At a recent hearing, Republicans suggested that the titles of some National Science Foundation-funded projects — such as “Picturing Animals in National Geographic” and “Regulating Accountability and Transparency in China’s Dairy Industry” — sounded unworthy of American taxpayer dollars.
In his Austin interview, Smith effused about the National Science Foundation.
“NSF grants do a wonderful amount of good,” he said. “They are one of of the best investment in the future I know of. All five Americans who won Nobel Prizes in 2012 at one point or another were recipients of NSF grants.”
Smith, who entered Congress in 1987, remains committed to bringing his committee back into harmony.
“Bipartisanship is not only a worthy goal, it’s a practical goal. With the House Republican and the Senate Democrat, nothing is going to get through without it,” he said.

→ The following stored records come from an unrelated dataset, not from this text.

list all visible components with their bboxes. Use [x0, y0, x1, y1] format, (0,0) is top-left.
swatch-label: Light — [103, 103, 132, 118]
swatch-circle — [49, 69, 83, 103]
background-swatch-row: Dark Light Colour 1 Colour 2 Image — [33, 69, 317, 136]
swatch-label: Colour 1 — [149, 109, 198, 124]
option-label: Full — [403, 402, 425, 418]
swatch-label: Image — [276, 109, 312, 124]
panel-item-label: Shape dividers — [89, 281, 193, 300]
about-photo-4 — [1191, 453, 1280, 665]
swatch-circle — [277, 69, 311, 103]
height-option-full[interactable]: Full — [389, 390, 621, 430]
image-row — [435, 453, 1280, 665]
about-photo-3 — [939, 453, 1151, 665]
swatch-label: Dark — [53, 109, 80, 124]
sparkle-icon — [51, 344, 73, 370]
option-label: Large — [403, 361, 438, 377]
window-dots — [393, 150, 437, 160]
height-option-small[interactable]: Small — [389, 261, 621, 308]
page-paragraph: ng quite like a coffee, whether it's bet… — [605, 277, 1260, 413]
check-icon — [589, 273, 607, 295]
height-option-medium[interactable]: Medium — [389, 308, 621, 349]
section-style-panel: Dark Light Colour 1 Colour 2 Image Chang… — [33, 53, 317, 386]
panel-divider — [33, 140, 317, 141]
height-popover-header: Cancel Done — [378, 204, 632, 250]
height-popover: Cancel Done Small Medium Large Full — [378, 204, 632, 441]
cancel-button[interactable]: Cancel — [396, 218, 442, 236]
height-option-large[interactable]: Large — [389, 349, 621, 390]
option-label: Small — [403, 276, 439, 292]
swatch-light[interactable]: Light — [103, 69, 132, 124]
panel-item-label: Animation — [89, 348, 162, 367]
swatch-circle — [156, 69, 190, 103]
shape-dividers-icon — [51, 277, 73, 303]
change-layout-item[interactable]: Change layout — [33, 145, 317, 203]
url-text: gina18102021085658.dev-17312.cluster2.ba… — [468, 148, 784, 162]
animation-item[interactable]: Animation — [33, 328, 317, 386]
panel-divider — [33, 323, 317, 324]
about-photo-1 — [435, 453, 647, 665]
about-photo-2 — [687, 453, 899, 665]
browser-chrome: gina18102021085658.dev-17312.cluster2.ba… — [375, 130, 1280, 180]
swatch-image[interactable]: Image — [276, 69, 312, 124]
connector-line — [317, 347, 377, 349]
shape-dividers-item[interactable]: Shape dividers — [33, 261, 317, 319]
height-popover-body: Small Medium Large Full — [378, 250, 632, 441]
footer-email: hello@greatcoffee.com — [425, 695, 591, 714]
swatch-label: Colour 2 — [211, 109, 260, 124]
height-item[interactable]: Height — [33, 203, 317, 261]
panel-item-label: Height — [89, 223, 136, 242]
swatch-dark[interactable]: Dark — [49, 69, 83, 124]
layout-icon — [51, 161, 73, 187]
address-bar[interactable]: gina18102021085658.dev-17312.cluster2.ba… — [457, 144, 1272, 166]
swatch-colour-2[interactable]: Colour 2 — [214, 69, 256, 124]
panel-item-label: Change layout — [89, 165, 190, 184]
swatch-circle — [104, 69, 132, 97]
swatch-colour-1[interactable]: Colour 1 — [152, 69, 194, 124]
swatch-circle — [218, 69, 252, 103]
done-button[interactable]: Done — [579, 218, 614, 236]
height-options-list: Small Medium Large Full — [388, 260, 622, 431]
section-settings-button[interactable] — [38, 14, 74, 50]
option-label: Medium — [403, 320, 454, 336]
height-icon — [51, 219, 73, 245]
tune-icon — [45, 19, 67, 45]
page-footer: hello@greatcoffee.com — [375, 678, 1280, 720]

And, he added, in a formulation no longer much in vogue, “I’d much rather have half a loaf than no loaf any day.”
Before last week’s brouhaha, he had had some success in lowering the temperature of the committee’s deliberations. An April 25 subcommittee hearing on climate issues was less contentious than past hearings on the subject.
Smith has commonly been characterized as a “climate skeptic,” as he was by NPR science correspondent Ira Flatow when he assumed the chairmanship. Of the evidence for climate change, Smith said, “I think there may be cases where the data or metrics were massaged in order to guarantee a certain result.” But his skepticism seems less about whether the phenomenon is real, as about the cost-benefit efficacy for the United States of trying to ameliorate it.
“We’re at the very beginning of the process. We’ll have a number of hearings on the subject. I don’t want to take anything for granted. I really want to find out what the evidence shows. I haven’t drawn any hard conclusions about climate. One of the things I am determined to do on the committee is to get back to good science, not politically correct science,” Smith said.
If so, he might need to call in Wendy Swire, who, like Nye, was at the committee retreat, explaining the techniques pioneered by William Ury in “Getting to YES: Negotiating Agreement Without Giving In,” a 1981 bestseller that Smith picked up at an airport back before bipartisanship went out of fashion.